Check all prescription and nonprescription medicine labels carefully since many medications contain pain relievers/fever reducers (NSAIDs such as ibuprofen, naproxen, aspirin) which can increase the risk of bleeding when used with tinzaparin. However, if your doctor has directed you to take low-dose aspirin for heart attack or stroke prevention (usually at dosages of 81-325 milligrams a day), you should continue taking it unless your doctor instructs you otherwise. Ask your doctor or pharmacist for more details.
If overdose is suspected, contact a poison control center or emergency room immediately. US residents can call their local poison control center at 1-800-222-1222. Canada residents can call a provincial poison control center. Symptoms of overdose may include: uncontrolled bleeding.

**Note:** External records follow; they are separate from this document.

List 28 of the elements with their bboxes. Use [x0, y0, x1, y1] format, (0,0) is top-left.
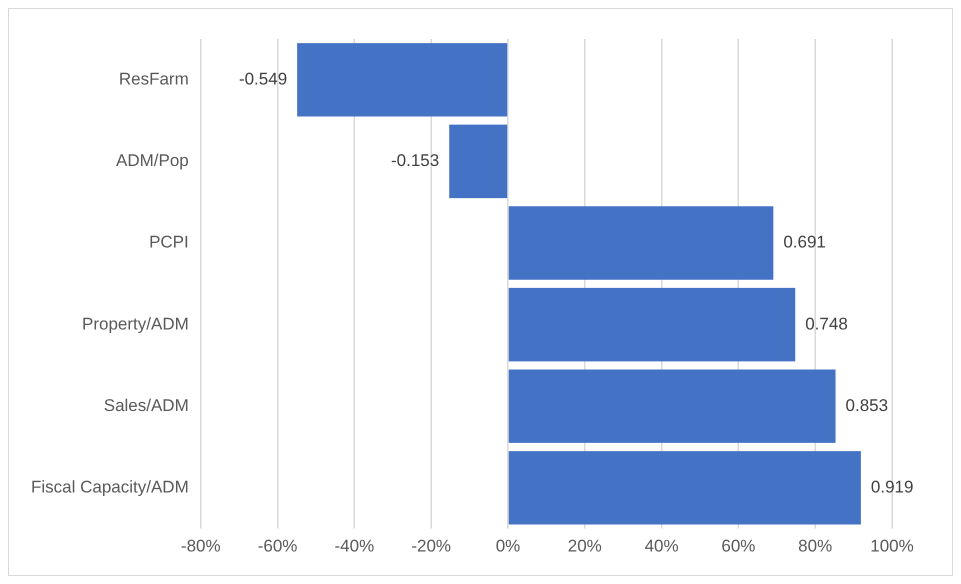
bar — [297, 43, 508, 117]
bar — [449, 124, 508, 198]
x-tick-label: 60% — [721, 536, 756, 556]
y-tick-label: ADM/Pop — [116, 151, 189, 170]
x-tick-label: 40% — [644, 536, 679, 556]
y-tick-label: Property/ADM — [82, 314, 189, 334]
y-tick-label: Sales/ADM — [104, 396, 189, 415]
bar — [508, 451, 861, 525]
x-tick-label: 0% — [496, 536, 520, 556]
data-label: 0.691 — [783, 232, 826, 252]
x-tick-label: 80% — [798, 536, 832, 556]
y-tick-label: ResFarm — [118, 69, 189, 88]
x-tick-label: -20% — [411, 536, 452, 556]
bar — [508, 206, 774, 280]
y-tick-label: PCPI — [149, 232, 189, 252]
bar — [508, 288, 796, 362]
bar — [508, 369, 836, 443]
data-label: 0.919 — [870, 477, 914, 496]
data-label: -0.153 — [391, 151, 440, 170]
data-label: 0.853 — [846, 396, 888, 415]
y-tick-label: Fiscal Capacity/ADM — [30, 477, 189, 496]
x-tick-label: -40% — [334, 536, 374, 556]
x-tick-label: -80% — [180, 536, 221, 556]
x-tick-label: -60% — [258, 536, 298, 556]
data-label: 0.748 — [805, 314, 848, 334]
data-label: -0.549 — [238, 69, 288, 88]
x-tick-label: 20% — [568, 536, 602, 556]
x-tick-label: 100% — [870, 536, 914, 556]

Do not share this medication with others.
Laboratory and/or medical tests (such as complete blood count including platelets, kidney/liver function, tests to check for blood in the stool) should be performed periodically to monitor your progress or check for side effects. Consult your doctor for more details.
If you miss a dose, use it as soon as you remember. If it is near the time of the next dose, skip the missed dose and resume your usual dosing schedule. Do not double the dose to catch up.
Store at room temperature away from light and moisture. Do not store in the bathroom. Keep all medications away from children and pets.
Do not flush medications down the toilet or pour them into a drain unless instructed to do so. Properly discard this product when it is expired or no longer needed. Consult your pharmacist or local waste disposal company.
MEDICAL ALERT: Your condition can cause complications in a medical emergency. For information about enrolling in MedicAlert, call 1-888-633-4298 (US) or 1-800-668-1507 (Canada).